D’autre part, des entretiens compréhensifs (interviews/entretiens semi-directifs) - à la
manière qu’ils se déploient en sociologie et comme l’envisage Jean-Claude Kaufmann
-avec plusieurs producteurs de contenus littéraires âgés de 20 à 25 ans et ayant une
activité régulière de production de contenus sur différents médias sociaux. Nous
privilégierons donc des jeunes internautes ayant à la fois un blog, un vlog, Facebook,
Twitter et Instagram.
Déroulement du projet sur les trois ans
- De septembre 2015 à mars 2016 : recherches bibliographiques, travail de lecture sur le
sujet et de recherche d’information afin d’effectuer un premier travail de définition d’une
problématique générale précisée.
- D’avril 2016 à août 2016 : affiner la première problématique, les hypothèses ainsi que le
plan de travail.

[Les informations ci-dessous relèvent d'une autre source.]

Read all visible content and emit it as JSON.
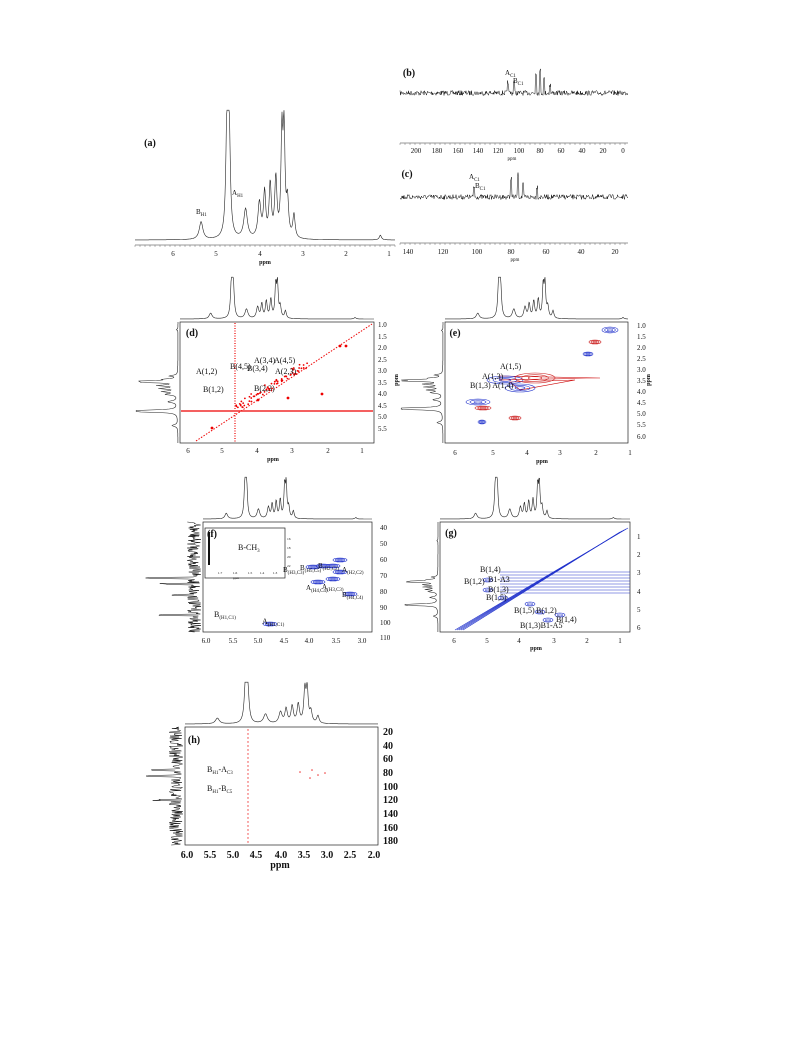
{
  "panels": [
    {
      "label": "(a)",
      "axis_title": "ppm",
      "x_ticks": [
        "6",
        "5",
        "4",
        "3",
        "2",
        "1"
      ],
      "annotations": [
        {
          "main": "B",
          "sub": "H1"
        },
        {
          "main": "A",
          "sub": "H1"
        }
      ]
    },
    {
      "label": "(b)",
      "axis_title": "ppm",
      "x_ticks": [
        "200",
        "180",
        "160",
        "140",
        "120",
        "100",
        "80",
        "60",
        "40",
        "20",
        "0"
      ],
      "annotations": [
        {
          "main": "A",
          "sub": "C1"
        },
        {
          "main": "B",
          "sub": "C1"
        }
      ]
    },
    {
      "label": "(c)",
      "axis_title": "ppm",
      "x_ticks": [
        "140",
        "120",
        "100",
        "80",
        "60",
        "40",
        "20"
      ],
      "annotations": [
        {
          "main": "A",
          "sub": "C1"
        },
        {
          "main": "B",
          "sub": "C1"
        }
      ]
    },
    {
      "label": "(d)",
      "axis_title": "ppm",
      "y_axis_title": "ppm",
      "x_ticks": [
        "6",
        "5",
        "4",
        "3",
        "2",
        "1"
      ],
      "y_ticks": [
        "1.0",
        "1.5",
        "2.0",
        "2.5",
        "3.0",
        "3.5",
        "4.0",
        "4.5",
        "5.0",
        "5.5"
      ],
      "annotations": [
        {
          "main": "A(1,2)"
        },
        {
          "main": "B(1,2)"
        },
        {
          "main": "B(4,5)"
        },
        {
          "main": "B(3,4)"
        },
        {
          "main": "A(3,4)"
        },
        {
          "main": "A(4,5)"
        },
        {
          "main": "B(2,3)"
        },
        {
          "main": "A(2,3)"
        }
      ]
    },
    {
      "label": "(e)",
      "axis_title": "ppm",
      "y_axis_title": "ppm",
      "x_ticks": [
        "6",
        "5",
        "4",
        "3",
        "2",
        "1"
      ],
      "y_ticks": [
        "1.0",
        "1.5",
        "2.0",
        "2.5",
        "3.0",
        "3.5",
        "4.0",
        "4.5",
        "5.0",
        "5.5",
        "6.0"
      ],
      "annotations": [
        {
          "main": "A(1,5)"
        },
        {
          "main": "A(1,3)"
        },
        {
          "main": "B(1,3) A(1,4)"
        }
      ]
    },
    {
      "label": "(f)",
      "x_ticks": [
        "6.0",
        "5.5",
        "5.0",
        "4.5",
        "4.0",
        "3.5",
        "3.0"
      ],
      "y_ticks": [
        "40",
        "50",
        "60",
        "70",
        "80",
        "90",
        "100",
        "110"
      ],
      "inset": {
        "label": {
          "main": "B-CH",
          "sub": "3"
        },
        "axis_title": "ppm",
        "x_ticks": [
          "1.7",
          "1.6",
          "1.5",
          "1.4",
          "1.3"
        ],
        "y_ticks": [
          "16",
          "18",
          "20",
          "22"
        ]
      },
      "annotations": [
        {
          "main": "B",
          "sub": "(H1,C1)"
        },
        {
          "main": "A",
          "sub": "(H1,C1)"
        },
        {
          "main": "B",
          "sub": "(H3,C3)"
        },
        {
          "main": "B",
          "sub": "(H5,C5)"
        },
        {
          "main": "B",
          "sub": "(H2,C2)"
        },
        {
          "main": "A",
          "sub": "(H2,C2)"
        },
        {
          "main": "A",
          "sub": "(H4,C4)"
        },
        {
          "main": "A",
          "sub": "(H3,C3)"
        },
        {
          "main": "B",
          "sub": "(H4,C4)"
        }
      ]
    },
    {
      "label": "(g)",
      "axis_title": "ppm",
      "x_ticks": [
        "6",
        "5",
        "4",
        "3",
        "2",
        "1"
      ],
      "y_ticks": [
        "1",
        "2",
        "3",
        "4",
        "5",
        "6"
      ],
      "annotations": [
        {
          "main": "B(1,4)"
        },
        {
          "main": "B(1,2)"
        },
        {
          "main": "B1-A3"
        },
        {
          "main": "B(1,3)"
        },
        {
          "main": "B(1,5)"
        },
        {
          "main": "B(1,5)"
        },
        {
          "main": "B(1,2)"
        },
        {
          "main": "B(1,4)"
        },
        {
          "main": "B(1,3)B1-A5"
        }
      ]
    },
    {
      "label": "(h)",
      "axis_title": "ppm",
      "x_ticks": [
        "6.0",
        "5.5",
        "5.0",
        "4.5",
        "4.0",
        "3.5",
        "3.0",
        "2.5",
        "2.0"
      ],
      "y_ticks": [
        "20",
        "40",
        "60",
        "80",
        "100",
        "120",
        "140",
        "160",
        "180"
      ],
      "annotations": [
        {
          "main": "B",
          "sub": "H1",
          "rest": "-A",
          "sub2": "C3"
        },
        {
          "main": "B",
          "sub": "H1",
          "rest": "-B",
          "sub2": "C5"
        }
      ]
    }
  ]
}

Travail de lecture, élaboration de notre double approche méthodologique
(guide d’entretiens, grille d’analyse sémiotique) et constitution du terrain (identification
des sites analysés notamment) puis début de terrain.
- De septembre 2016 à février 2017 : travail de terrain et analyses des données. Premières
productions de données théoriques voire empiriques nous permettant de rectifier, si besoin
est, la problématique générale et de fournir un plan détaillé.
- De mars 2017à janvier 2018 : analyse des données empiriques et travail de rédaction.
- De février 2018 à octobre 2018 : rédaction finale.